超能力と呼んでも差し支えない力――――読心術――――が備わっている布原のアドバンテージは、この方向性を相手の言葉を聞かずとも知ることができるところである。

「孫がぐれてしまって手が付けられない。家の金を盗む。自分の娘である母親を殴る。飼っている猫を虐待する。夜中に轟音のバイクの集団が庭先に集結する エトセトラエトセトラ」

オーケー。そら深い悩みだわ。

「人は多かれ少なかれ、悩みを抱えているものだよ。これはあたしら宗教家からしてみるとビジネスの種でね。もっというとお金の芽で、これをどこまで大きくできるかが手腕に見せどころなんだね」
種々の罪で逮捕された後、ある週刊誌の取材で布原はこう宣った。
「多くの都内の精神科の看板下げてる医者が単なる薬屋に堕しているわけじゃないですか。でも彼らはいっぺんに患者の財を強奪することはできない。あたしらにはそれができるんだ」

さて、ここからが布原の本領発揮である。
老婆の肩に静かに手を置いた。そしてゆっくりとその手に力を籠める。
顔を上げた老婆が見たのは泣きぬれた布原だった。
「つらかったでしょう、中川さん」かすれた声でそういいながら、肩に置いた手をさするように動かす。目をそらさずに頷きを繰り返す。感極まって中川と呼ばれた老婆は声を上げて泣きだした。布原はいつでも泣くことができたのである。しかも何度でも何度でも。
「布原様、布原様」老婆の咆哮にも似た絶叫が鍼灸院の片隅から窓を揺らしている。

人を変えることは難しい。
布原は知っていた。
このケースだと、孫を変えることは全くの不可能ではないものの、非常に手間もかかるし、面倒くさい。
ではどうしたらよいかというと、傾聴し、共感し、老婆の全幅の信頼を得た後に、老婆のほうの心持をかえるのである。
無軌道な孫を持ったことは大変な不幸だが、それはあなたにとっての試練であり、修行の場である。
神信じ、祈ることで、その「苦しみ」から解放される、と信じ込ませることができれば、その者は、布原の言葉を借りれば、『財布』になる。お布施をすることが、すなわち苦しみを軽減する方法だと教えるからだという。

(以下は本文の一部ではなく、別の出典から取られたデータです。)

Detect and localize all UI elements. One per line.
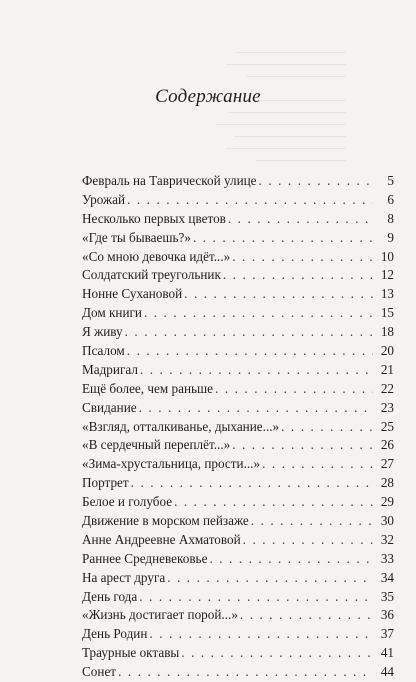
toc-entry-page-number: 12	[380, 267, 394, 283]
toc-entry-title: Я живу	[82, 324, 123, 340]
dot-leader	[118, 663, 373, 682]
dot-leader	[139, 588, 373, 607]
toc-entry-page-number: 18	[380, 324, 394, 340]
toc-entry	[82, 455, 394, 474]
dot-leader	[181, 644, 373, 663]
toc-entry-page-number: 8	[387, 210, 394, 226]
toc-entry-title: День Родин	[82, 626, 148, 642]
dot-leader	[140, 361, 373, 380]
dot-leader	[262, 455, 373, 474]
toc-entry-page-number: 33	[380, 550, 394, 566]
toc-entry	[82, 172, 394, 191]
toc-entry-title: Мадригал	[82, 361, 138, 377]
dot-leader	[184, 285, 373, 304]
toc-entry-page-number: 22	[380, 380, 394, 396]
toc-entry	[82, 569, 394, 588]
toc-entry	[82, 266, 394, 285]
toc-entry	[82, 323, 394, 342]
toc-entry-title: Анне Андреевне Ахматовой	[82, 531, 241, 547]
toc-entry	[82, 625, 394, 644]
dot-leader	[209, 550, 373, 569]
dot-leader	[125, 323, 373, 342]
dot-leader	[281, 418, 373, 437]
dot-leader	[139, 399, 373, 418]
toc-entry	[82, 663, 394, 682]
toc-entry-title: Ещё более, чем раньше	[82, 380, 214, 396]
toc-entry-page-number: 28	[380, 475, 394, 491]
toc-entry-page-number: 26	[380, 437, 394, 453]
dot-leader	[240, 606, 373, 625]
toc-entry-page-number: 32	[380, 531, 394, 547]
toc-entry-title: Свидание	[82, 399, 137, 415]
toc-entry-page-number: 23	[380, 399, 394, 415]
toc-entry-title: Урожай	[82, 191, 126, 207]
toc-entry	[82, 550, 394, 569]
toc-entry-page-number: 44	[380, 664, 394, 680]
toc-entry-page-number: 9	[387, 229, 394, 245]
dot-leader	[167, 569, 373, 588]
dot-leader	[215, 380, 373, 399]
toc-entry-title: Солдатский треугольник	[82, 267, 221, 283]
toc-entry	[82, 399, 394, 418]
toc-entry	[82, 380, 394, 399]
dot-leader	[259, 172, 373, 191]
toc-entry-page-number: 41	[380, 645, 394, 661]
dot-leader	[232, 436, 373, 455]
toc-entry	[82, 304, 394, 323]
toc-entry	[82, 493, 394, 512]
dot-leader	[127, 342, 373, 361]
toc-entry-page-number: 36	[380, 607, 394, 623]
toc-entry-page-number: 5	[387, 173, 394, 188]
toc-entry	[82, 285, 394, 304]
toc-entry-title: Траурные октавы	[82, 645, 180, 661]
toc-entry-title: Нонне Сухановой	[82, 286, 183, 302]
toc-entry	[82, 229, 394, 248]
toc-entry-page-number: 27	[380, 456, 394, 472]
toc-entry-page-number: 13	[380, 286, 394, 302]
toc-entry-page-number: 25	[380, 418, 394, 434]
toc-entry-page-number: 29	[380, 494, 394, 510]
dot-leader	[243, 531, 373, 550]
toc-entry-page-number: 34	[380, 569, 394, 585]
toc-entry-page-number: 30	[380, 513, 394, 529]
toc-entry	[82, 342, 394, 361]
toc-entry-page-number: 10	[380, 248, 394, 264]
toc-entry	[82, 512, 394, 531]
toc-entry-page-number: 20	[380, 343, 394, 359]
table-of-contents	[82, 172, 394, 682]
toc-entry	[82, 436, 394, 455]
toc-entry-title: На арест друга	[82, 569, 166, 585]
toc-entry-title: Белое и голубое	[82, 494, 173, 510]
dot-leader	[174, 493, 373, 512]
toc-entry-page-number: 6	[387, 191, 394, 207]
toc-entry	[82, 588, 394, 607]
toc-entry-title: Несколько первых цветов	[82, 210, 226, 226]
dot-leader	[232, 248, 373, 267]
toc-entry-title: Раннее Средневековье	[82, 550, 208, 566]
toc-entry-title: «Где ты бываешь?»	[82, 229, 191, 245]
toc-entry	[82, 248, 394, 267]
dot-leader	[127, 191, 373, 210]
dot-leader	[228, 210, 373, 229]
toc-entry-title: День года	[82, 588, 138, 604]
toc-entry-page-number: 15	[380, 305, 394, 321]
toc-entry	[82, 474, 394, 493]
toc-entry-title: Псалом	[82, 343, 125, 359]
toc-entry-title: «В сердечный переплёт...»	[82, 437, 231, 453]
toc-entry	[82, 361, 394, 380]
toc-entry-page-number: 37	[380, 626, 394, 642]
toc-entry-title: Дом книги	[82, 305, 142, 321]
toc-entry	[82, 531, 394, 550]
toc-entry-page-number: 21	[380, 361, 394, 377]
dot-leader	[251, 512, 373, 531]
toc-entry-title: «Взгляд, отталкиванье, дыхание...»	[82, 418, 280, 434]
toc-entry-title: Сонет	[82, 664, 117, 680]
dot-leader	[193, 229, 373, 248]
toc-entry-page-number: 35	[380, 588, 394, 604]
toc-entry-title: «Со мною девочка идёт...»	[82, 248, 231, 264]
toc-entry	[82, 210, 394, 229]
toc-entry-title: «Жизнь достигает порой...»	[82, 607, 238, 623]
toc-entry-title: «Зима-хрустальница, прости...»	[82, 456, 261, 472]
dot-leader	[223, 266, 373, 285]
contents-heading: Содержание	[155, 86, 261, 107]
toc-entry-title: Движение в морском пейзаже	[82, 513, 249, 529]
toc-entry	[82, 418, 394, 437]
dot-leader	[149, 625, 373, 644]
toc-entry-title: Февраль на Таврической улице	[82, 173, 257, 188]
dot-leader	[131, 474, 373, 493]
dot-leader	[144, 304, 373, 323]
toc-entry	[82, 606, 394, 625]
toc-entry	[82, 191, 394, 210]
toc-entry-title: Портрет	[82, 475, 129, 491]
toc-entry	[82, 644, 394, 663]
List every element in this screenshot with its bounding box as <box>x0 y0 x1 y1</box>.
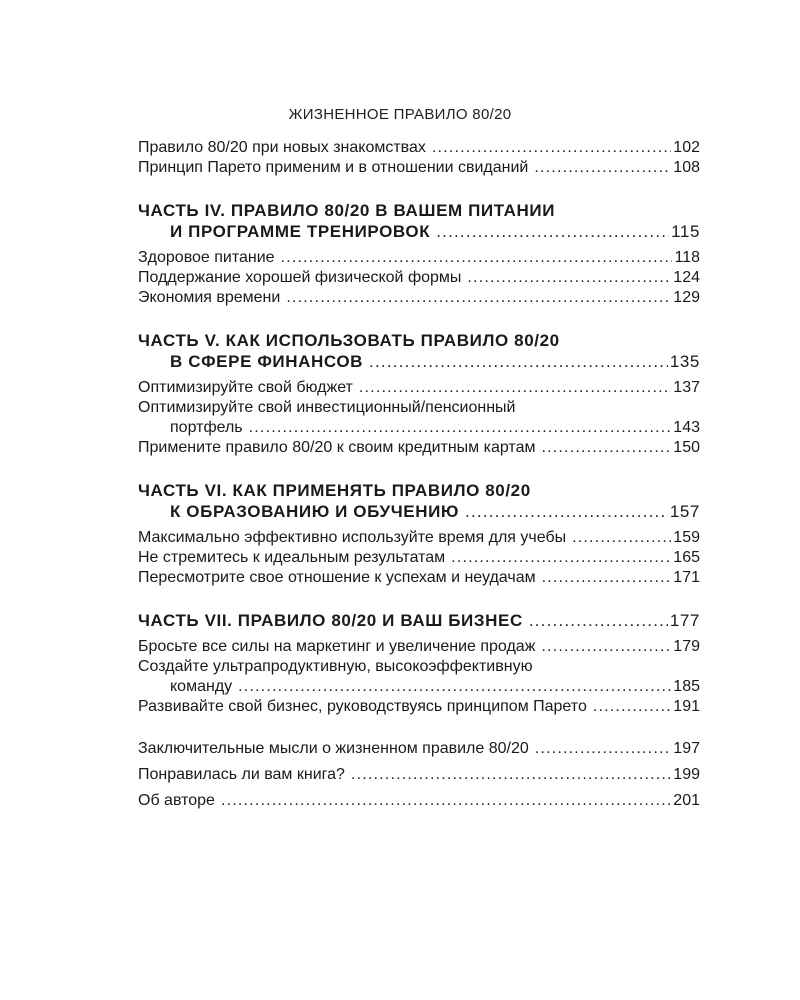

中川という老婆は、涙でぐちゃぐちゃになったハンカチを握りしめながら感謝の言葉を重ねると、診療所の扉を開いた。そして何一つ問題が解決したわけではない家に帰るのである。

外には同じように救いを求める人々が列をなしていた。
布原は机の下においてある冷蔵庫から500mlのコーラペットボトルを取り出すと喉を鳴らして飲み干した。そして、成人したゴリラの屁のようなゲップを一つすると、次のかたどうぞ、といった。カーテンをくぐって表れたのは、ロングヘア―の妙齢の女性。背がすらりと高く、前髪を眉毛の上で揃えと遠くを見ているような涼しい視線が彼女の知性を湛えていた。のちに布原の第二婦人と呼ばれる水井近子であった。